The building of brands has defined business activity across the world for the better part of the last 30 years. When you ask people to define a brand, you will get a plethora of bright-eyed answers because of the prolific influence that brand building and brand management has had on business.
We invest in brands, we protect them, we evaluate them; we even give them monetary value and put them in our financial statements to demonstrate company worth. In truth though, the definition of a brand is the perceived value that a consumer places on a product or service that allows the purveyor to charge a premium for it. Brands are what drive profits.
So when I attended the Yellowwood white paper presentation on Social Innovation last week I had a moment of heart palpitation when CEO David Blyth blithely said brands were no longer enough for business. I calmed down seconds later when I realised what he meant. It’s not that brands don’t matter to consumers anymore, it’s that their expectations of brands are rising steadily. For a consumer today, it’s not enough to wear a brand and act as a walking billboard for the lifestyle concept that it sells. The tables have turned.
What a brand does, not what it says
Now the consumer considers carefully whether they will put their own brand, their name and profile, on a product or service because of what it holistically represents. Increasingly that is about what the brand does rather than what it says. To satisfy consumers and retain their loyalty, brands have to act more and more like people with multifarious interests that re-invest in their communities and uplift them.
This presents rather a challenging problem to business. There are a handful of organisations, predominantly those that have small employee bases and direct control over each member of the team, that truly embody the spirit of social innovation. Usually the ‘do good’ side of the business is just that, a small group of junior individuals who occasionally put the company’s name on a few happy projects that marketing will try and communicate as widely as possible to generate some warm and fuzzy PR for the brand.
As Blythe pointed out, social innovation is something that has to be understood, integrated and operationalised business-wide. How this looks at business level is that instead of making CSI the responsibility of the marketing team or forcing your employees to attend an annual team-building where they paint houses or work in a soup kitchen, each and every member of the team needs to have a KPI related to social innovation. How will they aid in providing solutions for systemic challenges in society utilising their position within the organisation?
Innovation drives profit
Yellowwood defines social innovation as, “A sustainable and profitable way of solving existing systemic challenges or needs in ways that benefit the public or society, regardless of their social class.” The next question is how this style of innovation drives profit for business. That’s the higher-grade version of social innovation. The winning CEOs of the near future are going to be those that can stand firm on their commitment to invest in social innovation, creating space and applying resources for all employees to implement ways of solving these systemic challenges and using the skill set and influence that their particular business has, while still delivering profits to the board.
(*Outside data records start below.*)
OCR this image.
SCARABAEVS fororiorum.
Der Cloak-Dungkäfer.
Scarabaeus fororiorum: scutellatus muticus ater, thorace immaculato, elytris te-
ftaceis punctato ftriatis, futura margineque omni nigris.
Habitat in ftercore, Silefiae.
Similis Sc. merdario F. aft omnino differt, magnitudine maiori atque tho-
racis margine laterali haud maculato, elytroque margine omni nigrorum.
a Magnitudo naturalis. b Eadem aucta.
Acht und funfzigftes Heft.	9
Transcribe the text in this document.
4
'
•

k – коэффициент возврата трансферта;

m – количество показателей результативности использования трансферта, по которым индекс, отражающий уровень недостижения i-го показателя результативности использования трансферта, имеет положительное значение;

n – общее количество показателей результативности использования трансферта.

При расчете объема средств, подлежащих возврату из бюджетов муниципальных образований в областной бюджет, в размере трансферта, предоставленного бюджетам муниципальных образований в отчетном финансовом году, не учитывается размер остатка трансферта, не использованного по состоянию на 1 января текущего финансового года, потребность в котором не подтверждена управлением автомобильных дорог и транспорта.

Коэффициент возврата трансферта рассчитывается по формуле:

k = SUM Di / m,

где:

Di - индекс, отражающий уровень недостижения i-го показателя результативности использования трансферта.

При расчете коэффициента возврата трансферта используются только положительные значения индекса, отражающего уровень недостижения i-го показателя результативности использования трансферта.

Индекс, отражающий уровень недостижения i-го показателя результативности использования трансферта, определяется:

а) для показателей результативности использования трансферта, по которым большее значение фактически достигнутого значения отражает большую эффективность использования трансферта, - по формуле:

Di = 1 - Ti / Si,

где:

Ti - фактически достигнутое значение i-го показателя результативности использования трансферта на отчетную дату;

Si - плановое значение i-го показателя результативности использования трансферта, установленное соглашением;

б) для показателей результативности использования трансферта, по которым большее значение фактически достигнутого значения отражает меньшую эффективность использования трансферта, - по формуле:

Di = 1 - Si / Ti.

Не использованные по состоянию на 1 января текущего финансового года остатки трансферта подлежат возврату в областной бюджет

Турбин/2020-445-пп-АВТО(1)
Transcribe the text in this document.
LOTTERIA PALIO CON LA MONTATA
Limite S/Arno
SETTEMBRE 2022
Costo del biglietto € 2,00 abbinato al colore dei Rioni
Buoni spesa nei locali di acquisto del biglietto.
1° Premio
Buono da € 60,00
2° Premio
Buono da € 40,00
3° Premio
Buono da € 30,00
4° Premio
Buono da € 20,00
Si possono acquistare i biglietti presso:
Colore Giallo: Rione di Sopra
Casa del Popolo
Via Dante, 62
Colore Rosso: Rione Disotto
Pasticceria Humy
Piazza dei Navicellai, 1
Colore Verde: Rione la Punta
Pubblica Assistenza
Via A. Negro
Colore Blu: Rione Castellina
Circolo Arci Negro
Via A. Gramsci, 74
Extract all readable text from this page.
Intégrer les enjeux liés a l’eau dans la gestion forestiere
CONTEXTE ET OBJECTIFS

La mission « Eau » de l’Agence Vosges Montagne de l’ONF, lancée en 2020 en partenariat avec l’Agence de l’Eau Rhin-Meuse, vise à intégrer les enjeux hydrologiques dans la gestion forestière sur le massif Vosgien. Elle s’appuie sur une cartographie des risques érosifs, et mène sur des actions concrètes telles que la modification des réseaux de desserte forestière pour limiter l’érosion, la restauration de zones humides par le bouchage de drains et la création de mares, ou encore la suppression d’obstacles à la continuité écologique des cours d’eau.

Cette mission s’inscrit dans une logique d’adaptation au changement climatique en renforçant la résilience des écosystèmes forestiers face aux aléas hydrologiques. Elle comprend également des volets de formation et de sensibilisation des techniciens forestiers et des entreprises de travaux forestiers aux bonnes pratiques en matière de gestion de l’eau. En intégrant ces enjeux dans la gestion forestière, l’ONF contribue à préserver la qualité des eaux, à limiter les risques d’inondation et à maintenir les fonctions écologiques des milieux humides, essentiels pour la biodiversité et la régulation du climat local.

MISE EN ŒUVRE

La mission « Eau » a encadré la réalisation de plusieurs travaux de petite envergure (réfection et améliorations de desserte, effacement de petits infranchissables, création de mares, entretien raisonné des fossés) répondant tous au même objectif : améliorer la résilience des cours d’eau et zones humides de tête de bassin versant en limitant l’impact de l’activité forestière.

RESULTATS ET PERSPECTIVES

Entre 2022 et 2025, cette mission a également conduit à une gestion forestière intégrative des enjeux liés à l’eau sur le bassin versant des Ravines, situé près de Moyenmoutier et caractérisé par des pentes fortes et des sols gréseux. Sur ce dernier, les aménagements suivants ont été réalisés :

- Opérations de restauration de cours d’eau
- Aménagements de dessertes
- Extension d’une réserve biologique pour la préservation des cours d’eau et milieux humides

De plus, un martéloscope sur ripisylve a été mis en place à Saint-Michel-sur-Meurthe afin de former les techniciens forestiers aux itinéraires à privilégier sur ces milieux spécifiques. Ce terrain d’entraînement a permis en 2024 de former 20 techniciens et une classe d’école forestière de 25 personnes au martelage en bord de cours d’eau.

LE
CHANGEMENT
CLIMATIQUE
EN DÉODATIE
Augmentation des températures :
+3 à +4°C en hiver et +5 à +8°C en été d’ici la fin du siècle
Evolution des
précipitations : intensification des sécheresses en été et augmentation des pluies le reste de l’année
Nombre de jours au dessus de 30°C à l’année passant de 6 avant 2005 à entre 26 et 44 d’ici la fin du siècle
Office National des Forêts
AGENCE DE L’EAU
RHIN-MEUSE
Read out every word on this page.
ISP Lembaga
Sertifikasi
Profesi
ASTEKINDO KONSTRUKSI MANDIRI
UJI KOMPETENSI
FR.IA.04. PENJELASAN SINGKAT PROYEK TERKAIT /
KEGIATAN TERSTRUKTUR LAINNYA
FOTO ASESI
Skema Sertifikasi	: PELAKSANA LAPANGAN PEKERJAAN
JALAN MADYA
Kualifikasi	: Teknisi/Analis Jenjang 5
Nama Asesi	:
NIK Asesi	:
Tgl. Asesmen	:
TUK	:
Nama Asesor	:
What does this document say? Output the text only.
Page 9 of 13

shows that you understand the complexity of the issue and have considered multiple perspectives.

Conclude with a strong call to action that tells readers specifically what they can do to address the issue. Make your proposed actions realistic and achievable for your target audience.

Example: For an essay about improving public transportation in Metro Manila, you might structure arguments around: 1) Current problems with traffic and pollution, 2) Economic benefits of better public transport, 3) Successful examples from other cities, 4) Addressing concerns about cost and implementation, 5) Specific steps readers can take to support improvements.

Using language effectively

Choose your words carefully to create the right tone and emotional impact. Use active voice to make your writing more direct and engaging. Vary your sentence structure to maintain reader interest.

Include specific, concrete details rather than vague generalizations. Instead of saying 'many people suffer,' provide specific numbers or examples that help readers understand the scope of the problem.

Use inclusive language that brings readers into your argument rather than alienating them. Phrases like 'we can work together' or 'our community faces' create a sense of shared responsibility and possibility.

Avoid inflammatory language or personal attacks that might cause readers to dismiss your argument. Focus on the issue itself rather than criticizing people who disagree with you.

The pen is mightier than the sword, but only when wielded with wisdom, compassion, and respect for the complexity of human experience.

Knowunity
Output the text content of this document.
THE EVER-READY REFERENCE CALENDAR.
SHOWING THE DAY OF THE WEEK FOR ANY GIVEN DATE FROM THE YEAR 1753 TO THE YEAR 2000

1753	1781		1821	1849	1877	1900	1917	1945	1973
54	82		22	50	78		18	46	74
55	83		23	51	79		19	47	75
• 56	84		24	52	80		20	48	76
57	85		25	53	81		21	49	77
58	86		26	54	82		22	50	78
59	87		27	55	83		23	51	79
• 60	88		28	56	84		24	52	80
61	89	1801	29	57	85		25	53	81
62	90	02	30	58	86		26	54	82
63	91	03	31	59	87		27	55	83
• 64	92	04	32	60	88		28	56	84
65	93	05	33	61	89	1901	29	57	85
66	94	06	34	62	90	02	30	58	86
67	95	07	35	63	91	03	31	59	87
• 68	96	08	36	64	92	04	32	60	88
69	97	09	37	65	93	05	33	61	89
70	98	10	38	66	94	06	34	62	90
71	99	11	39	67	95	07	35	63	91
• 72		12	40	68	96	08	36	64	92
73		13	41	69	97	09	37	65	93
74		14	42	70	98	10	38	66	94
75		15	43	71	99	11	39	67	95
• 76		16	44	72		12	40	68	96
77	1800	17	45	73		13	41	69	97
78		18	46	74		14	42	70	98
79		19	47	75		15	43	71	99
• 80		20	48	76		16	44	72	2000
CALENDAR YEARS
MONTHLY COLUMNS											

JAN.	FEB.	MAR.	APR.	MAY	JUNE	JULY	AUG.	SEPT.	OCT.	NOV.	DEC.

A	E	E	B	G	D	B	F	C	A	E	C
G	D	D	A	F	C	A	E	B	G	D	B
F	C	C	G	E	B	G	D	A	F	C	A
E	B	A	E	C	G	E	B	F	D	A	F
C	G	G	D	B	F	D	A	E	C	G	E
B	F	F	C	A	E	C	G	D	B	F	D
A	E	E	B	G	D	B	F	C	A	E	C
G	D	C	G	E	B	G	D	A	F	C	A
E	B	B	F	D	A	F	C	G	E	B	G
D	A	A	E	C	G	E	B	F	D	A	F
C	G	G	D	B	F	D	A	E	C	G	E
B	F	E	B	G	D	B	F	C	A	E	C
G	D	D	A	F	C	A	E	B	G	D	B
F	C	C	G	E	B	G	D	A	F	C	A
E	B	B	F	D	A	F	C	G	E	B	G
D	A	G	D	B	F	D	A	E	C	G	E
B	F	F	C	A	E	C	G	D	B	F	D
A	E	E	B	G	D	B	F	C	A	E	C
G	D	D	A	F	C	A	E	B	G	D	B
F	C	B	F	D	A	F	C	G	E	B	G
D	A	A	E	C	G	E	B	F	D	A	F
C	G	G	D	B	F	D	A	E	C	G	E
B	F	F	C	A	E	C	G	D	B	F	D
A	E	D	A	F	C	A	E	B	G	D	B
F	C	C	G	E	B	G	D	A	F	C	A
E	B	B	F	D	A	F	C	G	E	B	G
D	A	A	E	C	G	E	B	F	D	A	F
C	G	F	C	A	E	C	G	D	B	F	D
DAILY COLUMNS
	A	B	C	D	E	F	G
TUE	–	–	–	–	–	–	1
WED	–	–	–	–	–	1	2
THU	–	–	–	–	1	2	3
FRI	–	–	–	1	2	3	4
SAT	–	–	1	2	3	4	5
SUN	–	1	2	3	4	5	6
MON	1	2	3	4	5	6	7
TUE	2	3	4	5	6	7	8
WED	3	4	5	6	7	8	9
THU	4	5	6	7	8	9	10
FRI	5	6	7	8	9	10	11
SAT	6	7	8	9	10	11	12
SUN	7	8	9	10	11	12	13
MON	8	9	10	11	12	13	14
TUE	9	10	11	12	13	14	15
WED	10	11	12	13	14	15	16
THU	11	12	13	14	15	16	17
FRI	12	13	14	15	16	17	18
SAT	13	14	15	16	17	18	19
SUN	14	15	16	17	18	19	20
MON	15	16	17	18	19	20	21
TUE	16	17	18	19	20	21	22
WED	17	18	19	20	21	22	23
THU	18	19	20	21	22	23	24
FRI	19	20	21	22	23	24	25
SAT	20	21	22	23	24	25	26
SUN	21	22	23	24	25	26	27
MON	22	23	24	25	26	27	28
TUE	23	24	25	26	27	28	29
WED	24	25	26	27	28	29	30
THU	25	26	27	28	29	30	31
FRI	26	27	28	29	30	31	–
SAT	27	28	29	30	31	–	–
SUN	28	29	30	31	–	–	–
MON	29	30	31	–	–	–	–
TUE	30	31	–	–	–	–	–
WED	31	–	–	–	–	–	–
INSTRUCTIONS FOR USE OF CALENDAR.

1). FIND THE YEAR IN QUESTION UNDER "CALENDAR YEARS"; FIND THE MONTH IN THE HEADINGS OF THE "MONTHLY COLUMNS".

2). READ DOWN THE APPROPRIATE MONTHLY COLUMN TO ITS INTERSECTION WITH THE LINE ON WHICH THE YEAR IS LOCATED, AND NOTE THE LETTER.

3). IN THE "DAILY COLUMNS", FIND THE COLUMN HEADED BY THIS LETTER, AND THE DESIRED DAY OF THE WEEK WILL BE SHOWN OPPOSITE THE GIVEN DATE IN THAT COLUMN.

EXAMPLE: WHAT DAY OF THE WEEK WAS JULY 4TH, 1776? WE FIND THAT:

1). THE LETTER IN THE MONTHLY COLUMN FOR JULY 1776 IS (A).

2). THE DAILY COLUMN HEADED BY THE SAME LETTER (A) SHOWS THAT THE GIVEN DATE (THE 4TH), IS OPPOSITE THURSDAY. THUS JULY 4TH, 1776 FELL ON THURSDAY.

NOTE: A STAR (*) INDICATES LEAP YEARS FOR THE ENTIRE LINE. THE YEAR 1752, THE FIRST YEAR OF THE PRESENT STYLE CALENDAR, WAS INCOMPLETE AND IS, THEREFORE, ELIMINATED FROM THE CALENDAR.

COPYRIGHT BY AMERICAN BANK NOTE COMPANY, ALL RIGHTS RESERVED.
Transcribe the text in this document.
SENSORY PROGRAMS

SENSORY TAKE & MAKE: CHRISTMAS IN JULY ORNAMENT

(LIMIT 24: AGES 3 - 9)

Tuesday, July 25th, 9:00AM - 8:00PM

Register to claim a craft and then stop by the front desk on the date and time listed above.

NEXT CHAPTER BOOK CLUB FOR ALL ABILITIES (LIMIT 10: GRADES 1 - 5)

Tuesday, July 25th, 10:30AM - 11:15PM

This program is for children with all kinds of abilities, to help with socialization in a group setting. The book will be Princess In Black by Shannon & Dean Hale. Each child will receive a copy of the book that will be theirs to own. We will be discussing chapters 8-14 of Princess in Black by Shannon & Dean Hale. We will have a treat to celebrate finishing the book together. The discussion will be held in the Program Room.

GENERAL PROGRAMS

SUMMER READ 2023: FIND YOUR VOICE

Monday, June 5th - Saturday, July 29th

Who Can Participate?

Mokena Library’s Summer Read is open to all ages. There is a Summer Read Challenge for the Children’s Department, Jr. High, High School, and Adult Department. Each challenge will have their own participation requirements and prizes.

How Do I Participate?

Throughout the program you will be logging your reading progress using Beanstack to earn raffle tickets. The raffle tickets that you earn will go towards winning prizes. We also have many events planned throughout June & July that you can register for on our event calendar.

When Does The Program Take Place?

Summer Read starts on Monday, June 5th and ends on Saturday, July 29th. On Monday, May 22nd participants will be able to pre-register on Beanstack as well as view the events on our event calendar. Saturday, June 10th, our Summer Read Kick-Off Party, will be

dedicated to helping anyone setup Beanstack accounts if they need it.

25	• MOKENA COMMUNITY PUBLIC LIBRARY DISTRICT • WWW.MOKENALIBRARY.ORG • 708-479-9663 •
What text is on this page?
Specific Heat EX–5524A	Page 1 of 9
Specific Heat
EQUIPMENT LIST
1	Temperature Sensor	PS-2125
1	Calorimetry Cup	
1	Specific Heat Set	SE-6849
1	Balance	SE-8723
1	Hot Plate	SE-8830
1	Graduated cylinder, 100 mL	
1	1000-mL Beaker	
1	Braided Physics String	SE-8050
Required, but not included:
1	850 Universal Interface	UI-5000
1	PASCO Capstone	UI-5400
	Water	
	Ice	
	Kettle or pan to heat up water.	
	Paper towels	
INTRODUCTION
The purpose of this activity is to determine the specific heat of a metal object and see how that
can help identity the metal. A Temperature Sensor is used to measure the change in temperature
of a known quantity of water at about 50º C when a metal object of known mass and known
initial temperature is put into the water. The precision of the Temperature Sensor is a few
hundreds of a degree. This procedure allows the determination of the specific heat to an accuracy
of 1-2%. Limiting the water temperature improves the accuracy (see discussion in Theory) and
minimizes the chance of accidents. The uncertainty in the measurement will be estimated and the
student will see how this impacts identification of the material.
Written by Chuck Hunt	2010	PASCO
The sensibility is that social innovation will pay back to the business. Consumers will purchase brands that demonstrate their drive to uplift communities. They will be critical, they will speak their minds and they will be unforgiving of mistakes and missteps but they will be the most loyal of unpaid brand ambassadors to those businesses that truly deliver social value. And so the cycle of profit and contribution turns.
Brands were the saviour of business 30 years ago. Today and tomorrow it is social innovation that is going to bring consumers back for more and build the communities that businesses need to sustain themselves.